Os que voltaram as costas à guerra colonial

Algures entre a obra-prima de Lev Tolstói (Guerra e Paz) e a comédia de Woody Allen (Nem Guerra nem Paz, tradução de Love and Death) há agora o documentário de Rui Simões. Guerra ou Paz trata dos portugueses que optaram por não ir para a guerra colonial.

Refractários, desertores, heróis ou traidores… consoante o ponto de vista, uns cem mil portugueses saíram do país para não pegarem em espingardas, um número semelhante ao que foi combater. “Entre 1961 e 1974 dá-se uma fractura muito grande na sociedade. Os jovens ou fugiram ou estão na guerra. E as mulheres e namoradas também saíam”, comenta Rui Simões. Um tema que para o cineasta ainda é “tabu na sociedade portuguesa”.

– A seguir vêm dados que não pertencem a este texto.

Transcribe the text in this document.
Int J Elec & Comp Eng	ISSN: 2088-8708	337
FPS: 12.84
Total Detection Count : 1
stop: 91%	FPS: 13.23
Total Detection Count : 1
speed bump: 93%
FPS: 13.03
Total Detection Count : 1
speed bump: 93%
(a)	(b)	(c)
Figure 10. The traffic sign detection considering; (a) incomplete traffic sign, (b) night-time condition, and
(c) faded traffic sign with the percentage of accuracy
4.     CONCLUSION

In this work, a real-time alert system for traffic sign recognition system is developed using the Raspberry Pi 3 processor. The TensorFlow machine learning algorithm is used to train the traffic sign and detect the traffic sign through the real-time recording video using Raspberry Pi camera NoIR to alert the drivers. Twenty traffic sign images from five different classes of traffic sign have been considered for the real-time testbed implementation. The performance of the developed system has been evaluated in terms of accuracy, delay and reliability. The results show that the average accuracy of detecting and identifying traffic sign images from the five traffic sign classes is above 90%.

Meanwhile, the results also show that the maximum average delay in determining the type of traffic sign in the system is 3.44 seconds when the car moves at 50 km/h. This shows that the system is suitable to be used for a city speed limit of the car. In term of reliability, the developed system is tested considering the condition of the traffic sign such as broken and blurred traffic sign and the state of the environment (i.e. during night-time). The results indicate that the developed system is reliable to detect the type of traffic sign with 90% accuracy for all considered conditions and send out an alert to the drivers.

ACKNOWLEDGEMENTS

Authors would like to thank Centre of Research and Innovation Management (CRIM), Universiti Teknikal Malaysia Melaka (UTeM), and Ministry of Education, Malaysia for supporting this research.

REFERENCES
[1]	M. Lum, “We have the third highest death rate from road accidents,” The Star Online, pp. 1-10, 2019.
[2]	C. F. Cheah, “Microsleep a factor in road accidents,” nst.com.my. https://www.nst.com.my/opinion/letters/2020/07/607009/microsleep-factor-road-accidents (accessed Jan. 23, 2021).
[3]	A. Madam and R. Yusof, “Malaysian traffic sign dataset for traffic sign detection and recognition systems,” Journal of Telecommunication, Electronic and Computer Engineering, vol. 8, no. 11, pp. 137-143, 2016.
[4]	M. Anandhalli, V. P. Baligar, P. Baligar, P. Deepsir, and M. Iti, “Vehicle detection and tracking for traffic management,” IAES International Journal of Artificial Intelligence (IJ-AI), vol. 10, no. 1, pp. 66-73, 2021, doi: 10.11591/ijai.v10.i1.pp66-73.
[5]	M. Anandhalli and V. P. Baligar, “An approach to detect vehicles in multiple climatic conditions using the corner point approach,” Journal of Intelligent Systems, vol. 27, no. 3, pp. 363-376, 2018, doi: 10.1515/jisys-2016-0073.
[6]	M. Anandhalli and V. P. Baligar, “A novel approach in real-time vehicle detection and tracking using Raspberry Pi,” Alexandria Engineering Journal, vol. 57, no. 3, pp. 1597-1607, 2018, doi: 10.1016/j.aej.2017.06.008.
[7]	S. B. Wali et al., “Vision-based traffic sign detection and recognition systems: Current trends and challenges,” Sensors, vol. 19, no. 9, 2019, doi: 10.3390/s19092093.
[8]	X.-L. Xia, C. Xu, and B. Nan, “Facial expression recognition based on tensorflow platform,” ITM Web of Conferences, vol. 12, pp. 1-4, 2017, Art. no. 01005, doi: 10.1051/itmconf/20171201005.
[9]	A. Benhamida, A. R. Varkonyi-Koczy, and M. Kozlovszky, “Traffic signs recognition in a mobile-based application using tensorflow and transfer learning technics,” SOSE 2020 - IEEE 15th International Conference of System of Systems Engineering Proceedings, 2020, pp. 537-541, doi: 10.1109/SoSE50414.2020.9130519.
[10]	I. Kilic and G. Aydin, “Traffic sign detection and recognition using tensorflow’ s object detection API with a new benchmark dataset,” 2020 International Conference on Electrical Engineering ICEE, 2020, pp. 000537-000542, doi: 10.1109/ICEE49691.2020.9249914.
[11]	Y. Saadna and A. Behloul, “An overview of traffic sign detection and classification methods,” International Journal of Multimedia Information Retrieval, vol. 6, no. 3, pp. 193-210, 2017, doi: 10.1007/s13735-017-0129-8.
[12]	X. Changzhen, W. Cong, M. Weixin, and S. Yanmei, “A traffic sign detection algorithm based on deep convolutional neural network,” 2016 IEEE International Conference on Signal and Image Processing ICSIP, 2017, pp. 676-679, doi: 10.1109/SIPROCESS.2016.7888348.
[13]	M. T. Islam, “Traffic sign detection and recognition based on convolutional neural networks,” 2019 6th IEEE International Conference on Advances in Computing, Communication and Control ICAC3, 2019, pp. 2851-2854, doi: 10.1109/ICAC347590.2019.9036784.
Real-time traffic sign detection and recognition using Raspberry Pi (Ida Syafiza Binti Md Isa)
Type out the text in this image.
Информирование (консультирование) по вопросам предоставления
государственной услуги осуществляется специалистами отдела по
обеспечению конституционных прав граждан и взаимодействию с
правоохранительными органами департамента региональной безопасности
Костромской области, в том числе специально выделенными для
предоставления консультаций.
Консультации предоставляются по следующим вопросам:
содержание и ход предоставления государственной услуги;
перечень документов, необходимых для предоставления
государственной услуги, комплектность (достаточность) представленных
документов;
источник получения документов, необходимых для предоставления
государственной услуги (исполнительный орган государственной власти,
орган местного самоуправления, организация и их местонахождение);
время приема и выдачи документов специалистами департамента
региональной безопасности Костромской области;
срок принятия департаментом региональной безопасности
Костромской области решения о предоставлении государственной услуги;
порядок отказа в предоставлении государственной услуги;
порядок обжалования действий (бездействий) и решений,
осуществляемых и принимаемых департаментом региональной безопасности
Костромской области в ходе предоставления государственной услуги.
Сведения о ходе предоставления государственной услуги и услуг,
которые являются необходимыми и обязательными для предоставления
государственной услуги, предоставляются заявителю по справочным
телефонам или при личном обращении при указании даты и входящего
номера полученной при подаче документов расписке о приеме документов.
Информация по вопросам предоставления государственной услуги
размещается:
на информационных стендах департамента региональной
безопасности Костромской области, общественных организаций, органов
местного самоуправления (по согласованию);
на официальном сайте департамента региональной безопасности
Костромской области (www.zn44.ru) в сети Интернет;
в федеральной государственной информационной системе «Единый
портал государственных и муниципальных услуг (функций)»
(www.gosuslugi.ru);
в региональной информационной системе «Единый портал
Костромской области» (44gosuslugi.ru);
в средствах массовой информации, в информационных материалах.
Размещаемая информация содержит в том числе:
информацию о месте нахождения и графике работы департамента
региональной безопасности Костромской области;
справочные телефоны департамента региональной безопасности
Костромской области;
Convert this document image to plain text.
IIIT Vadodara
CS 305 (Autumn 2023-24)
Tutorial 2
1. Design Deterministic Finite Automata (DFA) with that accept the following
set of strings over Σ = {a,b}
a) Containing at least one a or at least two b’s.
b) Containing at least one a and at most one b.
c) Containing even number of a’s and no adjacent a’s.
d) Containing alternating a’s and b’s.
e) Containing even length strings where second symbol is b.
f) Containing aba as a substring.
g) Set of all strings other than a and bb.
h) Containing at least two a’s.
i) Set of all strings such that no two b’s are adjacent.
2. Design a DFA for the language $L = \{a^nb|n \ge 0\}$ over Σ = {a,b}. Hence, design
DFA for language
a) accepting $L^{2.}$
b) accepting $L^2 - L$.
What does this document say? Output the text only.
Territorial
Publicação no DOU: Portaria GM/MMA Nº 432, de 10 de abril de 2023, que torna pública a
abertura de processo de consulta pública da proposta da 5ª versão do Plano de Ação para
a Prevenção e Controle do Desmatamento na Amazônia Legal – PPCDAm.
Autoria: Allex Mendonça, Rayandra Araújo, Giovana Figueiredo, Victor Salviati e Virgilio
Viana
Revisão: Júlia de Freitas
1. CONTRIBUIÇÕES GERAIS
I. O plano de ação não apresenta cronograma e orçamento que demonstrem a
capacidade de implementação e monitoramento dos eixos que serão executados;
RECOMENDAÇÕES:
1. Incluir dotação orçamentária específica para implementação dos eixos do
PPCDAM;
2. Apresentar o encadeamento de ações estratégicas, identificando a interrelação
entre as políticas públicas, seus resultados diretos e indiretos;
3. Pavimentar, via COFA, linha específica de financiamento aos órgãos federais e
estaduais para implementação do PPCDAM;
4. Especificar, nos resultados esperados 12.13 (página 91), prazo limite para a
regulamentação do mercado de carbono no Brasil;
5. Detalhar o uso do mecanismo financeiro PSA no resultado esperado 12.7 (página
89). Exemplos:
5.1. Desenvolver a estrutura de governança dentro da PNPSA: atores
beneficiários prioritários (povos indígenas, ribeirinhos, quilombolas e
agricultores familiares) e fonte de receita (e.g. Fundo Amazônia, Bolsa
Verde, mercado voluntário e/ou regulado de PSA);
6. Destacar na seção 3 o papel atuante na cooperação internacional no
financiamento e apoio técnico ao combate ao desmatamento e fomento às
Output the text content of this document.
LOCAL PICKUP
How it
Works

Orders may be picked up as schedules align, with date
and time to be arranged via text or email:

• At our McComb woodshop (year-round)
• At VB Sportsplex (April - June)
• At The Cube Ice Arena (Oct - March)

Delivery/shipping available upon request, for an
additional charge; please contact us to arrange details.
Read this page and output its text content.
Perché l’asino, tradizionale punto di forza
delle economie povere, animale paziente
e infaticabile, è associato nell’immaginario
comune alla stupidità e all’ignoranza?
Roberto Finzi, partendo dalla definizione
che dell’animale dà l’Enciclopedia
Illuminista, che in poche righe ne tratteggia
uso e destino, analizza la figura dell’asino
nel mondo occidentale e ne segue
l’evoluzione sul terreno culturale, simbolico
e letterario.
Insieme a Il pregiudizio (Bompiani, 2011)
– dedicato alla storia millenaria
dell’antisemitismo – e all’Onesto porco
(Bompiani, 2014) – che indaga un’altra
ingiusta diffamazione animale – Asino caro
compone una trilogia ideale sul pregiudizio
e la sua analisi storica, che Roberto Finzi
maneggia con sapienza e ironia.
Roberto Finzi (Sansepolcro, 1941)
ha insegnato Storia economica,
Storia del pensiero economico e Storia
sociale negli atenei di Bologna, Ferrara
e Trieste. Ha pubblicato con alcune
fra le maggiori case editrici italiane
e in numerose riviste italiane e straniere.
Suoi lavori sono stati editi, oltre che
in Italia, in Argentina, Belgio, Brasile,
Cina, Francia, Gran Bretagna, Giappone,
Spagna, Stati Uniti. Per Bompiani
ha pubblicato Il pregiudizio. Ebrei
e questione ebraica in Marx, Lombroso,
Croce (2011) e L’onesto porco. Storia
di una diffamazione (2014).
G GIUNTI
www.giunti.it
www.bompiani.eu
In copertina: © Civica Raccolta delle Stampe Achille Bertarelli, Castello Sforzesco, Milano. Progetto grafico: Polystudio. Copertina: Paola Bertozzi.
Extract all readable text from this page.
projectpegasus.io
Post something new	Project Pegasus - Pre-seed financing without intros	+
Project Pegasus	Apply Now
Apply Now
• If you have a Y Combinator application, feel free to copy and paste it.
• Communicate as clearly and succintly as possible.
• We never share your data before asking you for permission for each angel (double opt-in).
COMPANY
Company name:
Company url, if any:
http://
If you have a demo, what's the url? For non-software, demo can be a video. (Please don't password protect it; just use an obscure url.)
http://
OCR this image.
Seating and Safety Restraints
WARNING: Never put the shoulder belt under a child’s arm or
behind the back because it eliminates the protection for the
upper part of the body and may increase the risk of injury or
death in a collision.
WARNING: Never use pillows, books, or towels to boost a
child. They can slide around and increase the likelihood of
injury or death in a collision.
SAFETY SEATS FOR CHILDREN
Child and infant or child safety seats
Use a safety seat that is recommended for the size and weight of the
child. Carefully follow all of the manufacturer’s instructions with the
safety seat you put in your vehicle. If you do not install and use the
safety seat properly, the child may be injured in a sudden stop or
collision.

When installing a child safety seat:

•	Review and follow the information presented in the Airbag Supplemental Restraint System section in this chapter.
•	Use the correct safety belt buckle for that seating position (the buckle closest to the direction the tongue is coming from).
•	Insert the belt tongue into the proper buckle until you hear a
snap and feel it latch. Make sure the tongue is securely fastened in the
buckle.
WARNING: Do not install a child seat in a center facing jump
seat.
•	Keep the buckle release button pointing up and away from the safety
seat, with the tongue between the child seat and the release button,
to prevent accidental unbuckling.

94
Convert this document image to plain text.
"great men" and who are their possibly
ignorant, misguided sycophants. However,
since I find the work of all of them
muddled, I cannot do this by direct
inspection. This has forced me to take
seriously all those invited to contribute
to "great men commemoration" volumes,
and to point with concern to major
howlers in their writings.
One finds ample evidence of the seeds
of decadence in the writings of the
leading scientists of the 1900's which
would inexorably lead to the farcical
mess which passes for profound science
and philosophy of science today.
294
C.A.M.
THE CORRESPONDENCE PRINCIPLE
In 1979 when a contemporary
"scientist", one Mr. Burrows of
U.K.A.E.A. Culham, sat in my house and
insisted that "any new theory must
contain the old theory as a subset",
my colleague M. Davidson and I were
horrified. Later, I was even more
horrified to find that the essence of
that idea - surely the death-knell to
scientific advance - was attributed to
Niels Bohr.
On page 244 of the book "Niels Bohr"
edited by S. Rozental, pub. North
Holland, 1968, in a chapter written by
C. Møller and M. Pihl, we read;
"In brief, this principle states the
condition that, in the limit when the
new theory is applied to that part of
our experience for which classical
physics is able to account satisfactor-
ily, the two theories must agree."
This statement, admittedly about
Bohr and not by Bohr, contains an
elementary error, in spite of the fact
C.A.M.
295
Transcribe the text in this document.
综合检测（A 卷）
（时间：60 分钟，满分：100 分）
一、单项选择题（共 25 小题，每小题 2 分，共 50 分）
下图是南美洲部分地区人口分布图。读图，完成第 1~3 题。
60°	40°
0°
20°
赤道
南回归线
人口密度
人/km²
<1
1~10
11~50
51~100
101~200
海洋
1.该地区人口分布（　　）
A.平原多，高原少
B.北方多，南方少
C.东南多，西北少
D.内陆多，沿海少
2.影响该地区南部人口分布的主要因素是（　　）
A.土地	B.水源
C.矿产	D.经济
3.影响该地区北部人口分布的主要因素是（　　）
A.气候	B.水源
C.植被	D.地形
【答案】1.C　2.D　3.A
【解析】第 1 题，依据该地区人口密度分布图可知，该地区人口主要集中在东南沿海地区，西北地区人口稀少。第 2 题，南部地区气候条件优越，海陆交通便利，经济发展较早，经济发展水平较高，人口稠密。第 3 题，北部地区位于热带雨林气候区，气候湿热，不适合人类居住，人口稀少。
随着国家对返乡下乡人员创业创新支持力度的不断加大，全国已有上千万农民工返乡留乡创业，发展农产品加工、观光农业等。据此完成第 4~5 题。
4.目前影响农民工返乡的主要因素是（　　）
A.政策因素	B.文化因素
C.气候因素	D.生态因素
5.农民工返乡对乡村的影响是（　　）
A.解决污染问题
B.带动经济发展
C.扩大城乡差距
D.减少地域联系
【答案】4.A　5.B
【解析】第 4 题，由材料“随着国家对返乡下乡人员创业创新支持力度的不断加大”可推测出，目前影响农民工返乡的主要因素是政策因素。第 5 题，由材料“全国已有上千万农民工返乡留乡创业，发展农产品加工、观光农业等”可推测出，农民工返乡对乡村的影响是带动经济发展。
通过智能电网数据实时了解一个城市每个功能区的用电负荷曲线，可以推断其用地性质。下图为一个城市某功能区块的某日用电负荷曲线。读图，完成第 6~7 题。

“Ainda hoje só se fala da guerra do ponto de vista dos militares, dos que fizeram a guerra. Acho muito bem, eles merecem, deram as suas vidas e lutaram por uma ideia de pátria. Mas também há outros que lutaram por outra ideia de pátria. O filme quer dar um sentido histórico da descolonização, organizá-lo do ponto de vista de quem não foi à guerra, bem como dos seus filhos”.

Daí que Simões inclua um depoimento de Eduardo Lourenço sobre o terramoto social que é a descolonização à escala global, daí que dê voz também a uma filha de um emigrante, a activista Myriam Zaluar, e à carta aberta que esta endereçou ao primeiro-ministro.

O filme debruça-se, porém, em nove histórias contadas por dez pessoas, Rui Simões incluído, umas mais anónimas, outras mais conhecidas, como o músico Luís Cília ou o arqueólogo Cláudio Torres. Uma opção que é justificada pela necessidade de se mostrar “solidário com os outros” refractários. Rotula a sua história de “banal”, em contraponto com a “história fantástica” que foi a partida acidentada de Cláudio Torres e da sua mulher Manuela, então grávida, de barco. Mas, ainda assim, recorda que os filhos, nascidos no exílio e regressados a Portugal muito novos, ainda hoje o “chamam à pedra” por terem ficado sem pai durante esse período da vida.

O lado angolano

Guerra ou Paz apresenta ainda testemunhos de quem, em Angola, tenha recusado fazer parte do Exército português. É o caso do testemunho desassombrado do professor universitário Arlindo Barbeitos, ou de Manuel dos Santos Lima, fundador do Exército Popular de Libertação de Angola e depois crítico do regime angolano, radicado em Portugal.

Apaixonado por arquivos (o seu primeiro filme, Deus Pátria Autoridade é feito à base de imagens de arquivo), Rui Simões contextualiza este período histórico com imagens raras, como a de um Salazar à beira do fim, que “mostra a decadência de uma pessoa que querem manter e enganar”.

O autor, de 70 anos, produziu duas obras que o notabilizaram, mas que também o deixaram ostracizado: Deus Pátria Autoridade e Bom Povo Português. Este último, refere, é objecto de teses de doutoramento em França, mas por cá teve uma “carreira perigosíssima”. “Chamaram-me de comunista, coisa que nunca fui, e o filme foi vítima de uma censura violentíssima. Estive 22 anos sem filmar”.

Desta vez, crê que nada disso aconteça, até por acreditar que “ninguém vá ver o filme”. Mas, ironias à parte, o realizador gostaria que Guerra ou Paz proporcionasse uma janela de debate. “É uma forma de as pessoas explodirem o que têm dentro delas. A guerra colonial foi há 50 anos e criou feridas, como qualquer outra guerra ou conflito. O 25 de Abril tem mágoas de todos os lados. Eu estou magoado com o 25 de Abril, mas se calhar a família Champalimaud também está. Estamos todos magoados. Mas se não fizermos nada para sair deste impasse não há evolução”, conclui.

Amanhã haverá uma projecção do documentário em Abrantes, com a presença do realizador, e dia 21 a 27 no Teatro do Bairro, em Lisboa (consultar a página da produtora, www.realficcao.com). Paralelamente, o lançamento do correspondente DVD faz-se nas lojas Fnac, começando no Chiado, dia 15.